To tell the truth, before the CRC, and suddenly see the CRC, relatively dizzy, and then looked at the CRC principle, found that CRC actually sub-coding and decoding two processes, wherein the encoding is the data to perform polynomial operations, generate check code

, and then appended to the original data, decoding uses the same polynomial to perform polynomial operations on the data and, if the result is 0, indicates that the data is correct.
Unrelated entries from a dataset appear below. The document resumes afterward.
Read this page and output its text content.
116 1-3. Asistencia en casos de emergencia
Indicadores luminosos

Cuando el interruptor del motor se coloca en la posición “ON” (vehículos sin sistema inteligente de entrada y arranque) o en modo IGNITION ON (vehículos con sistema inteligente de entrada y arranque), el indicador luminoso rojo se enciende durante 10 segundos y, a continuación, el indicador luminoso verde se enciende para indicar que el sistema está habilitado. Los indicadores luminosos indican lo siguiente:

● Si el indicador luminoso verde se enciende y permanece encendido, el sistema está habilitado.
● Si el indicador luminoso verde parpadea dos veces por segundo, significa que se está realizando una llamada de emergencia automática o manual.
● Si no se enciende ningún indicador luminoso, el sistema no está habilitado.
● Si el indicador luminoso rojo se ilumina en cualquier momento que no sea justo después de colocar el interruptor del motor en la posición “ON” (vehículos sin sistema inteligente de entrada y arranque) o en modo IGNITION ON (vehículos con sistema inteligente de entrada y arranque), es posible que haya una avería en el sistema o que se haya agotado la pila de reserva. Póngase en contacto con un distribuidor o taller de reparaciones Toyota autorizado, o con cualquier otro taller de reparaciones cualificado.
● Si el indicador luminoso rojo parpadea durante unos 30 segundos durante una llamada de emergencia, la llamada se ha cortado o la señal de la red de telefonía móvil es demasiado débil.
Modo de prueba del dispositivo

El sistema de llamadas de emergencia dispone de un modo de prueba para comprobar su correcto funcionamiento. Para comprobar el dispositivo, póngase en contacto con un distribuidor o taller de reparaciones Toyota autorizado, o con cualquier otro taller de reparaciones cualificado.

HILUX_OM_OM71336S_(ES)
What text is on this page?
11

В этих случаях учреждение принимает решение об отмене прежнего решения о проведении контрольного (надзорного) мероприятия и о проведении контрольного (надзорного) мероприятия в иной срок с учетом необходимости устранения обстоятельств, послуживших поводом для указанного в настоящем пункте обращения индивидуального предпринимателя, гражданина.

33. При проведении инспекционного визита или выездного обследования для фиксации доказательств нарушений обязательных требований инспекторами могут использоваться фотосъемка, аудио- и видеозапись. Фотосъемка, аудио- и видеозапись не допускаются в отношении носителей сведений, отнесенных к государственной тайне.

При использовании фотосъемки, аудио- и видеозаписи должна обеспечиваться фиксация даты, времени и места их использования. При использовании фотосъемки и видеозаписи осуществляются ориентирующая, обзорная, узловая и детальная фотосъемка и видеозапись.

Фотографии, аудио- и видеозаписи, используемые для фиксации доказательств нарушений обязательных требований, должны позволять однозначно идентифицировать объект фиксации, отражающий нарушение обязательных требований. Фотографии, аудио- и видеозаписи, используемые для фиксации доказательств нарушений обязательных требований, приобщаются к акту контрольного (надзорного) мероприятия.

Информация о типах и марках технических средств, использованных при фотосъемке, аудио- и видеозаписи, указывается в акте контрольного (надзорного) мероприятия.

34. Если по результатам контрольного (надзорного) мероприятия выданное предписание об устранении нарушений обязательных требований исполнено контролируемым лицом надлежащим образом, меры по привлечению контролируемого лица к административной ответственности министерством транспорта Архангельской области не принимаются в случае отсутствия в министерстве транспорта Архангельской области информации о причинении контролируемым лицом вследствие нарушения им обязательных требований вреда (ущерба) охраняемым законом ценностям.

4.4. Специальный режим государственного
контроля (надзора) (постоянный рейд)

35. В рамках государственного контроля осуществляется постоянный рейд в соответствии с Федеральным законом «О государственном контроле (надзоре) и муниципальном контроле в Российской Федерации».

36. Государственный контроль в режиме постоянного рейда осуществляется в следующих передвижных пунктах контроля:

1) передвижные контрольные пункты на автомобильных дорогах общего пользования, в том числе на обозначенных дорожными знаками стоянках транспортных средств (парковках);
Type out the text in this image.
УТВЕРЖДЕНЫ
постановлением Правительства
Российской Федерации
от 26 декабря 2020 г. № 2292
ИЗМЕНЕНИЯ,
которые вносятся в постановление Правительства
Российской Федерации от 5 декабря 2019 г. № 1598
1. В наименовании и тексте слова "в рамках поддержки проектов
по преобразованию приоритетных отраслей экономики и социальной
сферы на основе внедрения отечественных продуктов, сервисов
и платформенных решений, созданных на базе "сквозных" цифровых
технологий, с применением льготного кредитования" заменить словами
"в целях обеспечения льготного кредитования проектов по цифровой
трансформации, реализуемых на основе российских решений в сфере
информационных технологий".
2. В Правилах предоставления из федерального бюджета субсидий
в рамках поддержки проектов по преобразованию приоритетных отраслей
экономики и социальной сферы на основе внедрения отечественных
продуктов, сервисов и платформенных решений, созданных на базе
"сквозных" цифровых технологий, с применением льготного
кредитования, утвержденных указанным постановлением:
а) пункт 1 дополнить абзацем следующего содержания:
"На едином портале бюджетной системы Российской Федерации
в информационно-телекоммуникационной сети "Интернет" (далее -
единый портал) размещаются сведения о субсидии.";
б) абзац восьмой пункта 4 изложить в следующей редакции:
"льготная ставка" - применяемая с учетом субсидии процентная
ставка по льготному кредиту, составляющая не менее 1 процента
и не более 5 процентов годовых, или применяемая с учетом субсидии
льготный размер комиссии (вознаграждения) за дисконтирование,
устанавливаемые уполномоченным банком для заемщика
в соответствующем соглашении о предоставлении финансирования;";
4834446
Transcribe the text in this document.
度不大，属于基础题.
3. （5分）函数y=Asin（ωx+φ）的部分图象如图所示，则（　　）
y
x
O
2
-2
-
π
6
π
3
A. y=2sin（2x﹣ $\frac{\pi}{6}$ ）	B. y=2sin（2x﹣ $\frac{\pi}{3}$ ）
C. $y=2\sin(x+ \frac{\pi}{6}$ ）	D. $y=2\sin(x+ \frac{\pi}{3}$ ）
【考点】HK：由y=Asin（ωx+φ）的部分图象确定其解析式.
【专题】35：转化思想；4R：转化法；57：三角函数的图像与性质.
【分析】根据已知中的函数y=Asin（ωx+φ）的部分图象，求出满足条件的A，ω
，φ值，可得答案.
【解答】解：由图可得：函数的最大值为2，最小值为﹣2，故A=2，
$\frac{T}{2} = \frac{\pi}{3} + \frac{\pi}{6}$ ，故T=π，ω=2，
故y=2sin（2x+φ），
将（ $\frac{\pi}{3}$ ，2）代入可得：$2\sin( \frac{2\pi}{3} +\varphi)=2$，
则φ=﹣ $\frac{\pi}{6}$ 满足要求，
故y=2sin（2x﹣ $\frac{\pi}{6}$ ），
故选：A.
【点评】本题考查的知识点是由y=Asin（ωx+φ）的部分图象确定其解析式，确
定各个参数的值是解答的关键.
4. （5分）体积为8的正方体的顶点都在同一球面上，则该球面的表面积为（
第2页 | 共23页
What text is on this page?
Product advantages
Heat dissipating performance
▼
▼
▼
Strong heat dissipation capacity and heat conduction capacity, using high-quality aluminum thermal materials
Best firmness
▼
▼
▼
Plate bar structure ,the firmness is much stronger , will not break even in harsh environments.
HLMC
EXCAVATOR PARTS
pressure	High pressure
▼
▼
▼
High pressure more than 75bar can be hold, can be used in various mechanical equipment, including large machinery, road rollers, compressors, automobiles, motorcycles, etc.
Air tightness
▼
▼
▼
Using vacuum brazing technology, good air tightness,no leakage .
After understanding the CRC calibration principle, in the analysis of Figure 1, it is not difficult to understand that this is the process of production of CRC, can also be used to solve the CRC, but here we only need to DS18B20 generated EEPROM in 8 bytes of data generated CRC-8, and then compared with the DS18B20 generated by the CRC value, You can tell if the data is correct. In the analysis Figure 1 o'clock, we can easily go into a trap, that is, input data, it is from a byte low to high input, if you understand this, I think it is very simple, here is a matlab I wrote the calibration program, to help you understand:

CRC = [0 0 0 0 0 0 0 0];% Initialize CRC value from low to high
dat = [1 0 0 0 0 0 0 0];% raw data from low to high for
i=1:8
    crctemp = mod (CRC (1) + DAT (i), 2);
    CRC (1) = CRC (2);
    CRC (2) = CRC (3);
    CRC (3) = mod (CRCTEMP+CRC (4), 2);
    CRC (4) = mod (CRCTEMP+CRC (5), 2);
    CRC (5) = CRC (6);
    CRC (6) = CRC (7);
    CRC (7) = CRC (8);
    CRC (8) = crctemp;
End

Note: The usual CRC check does not look like Ds18b20, and the data is entered in reverse order.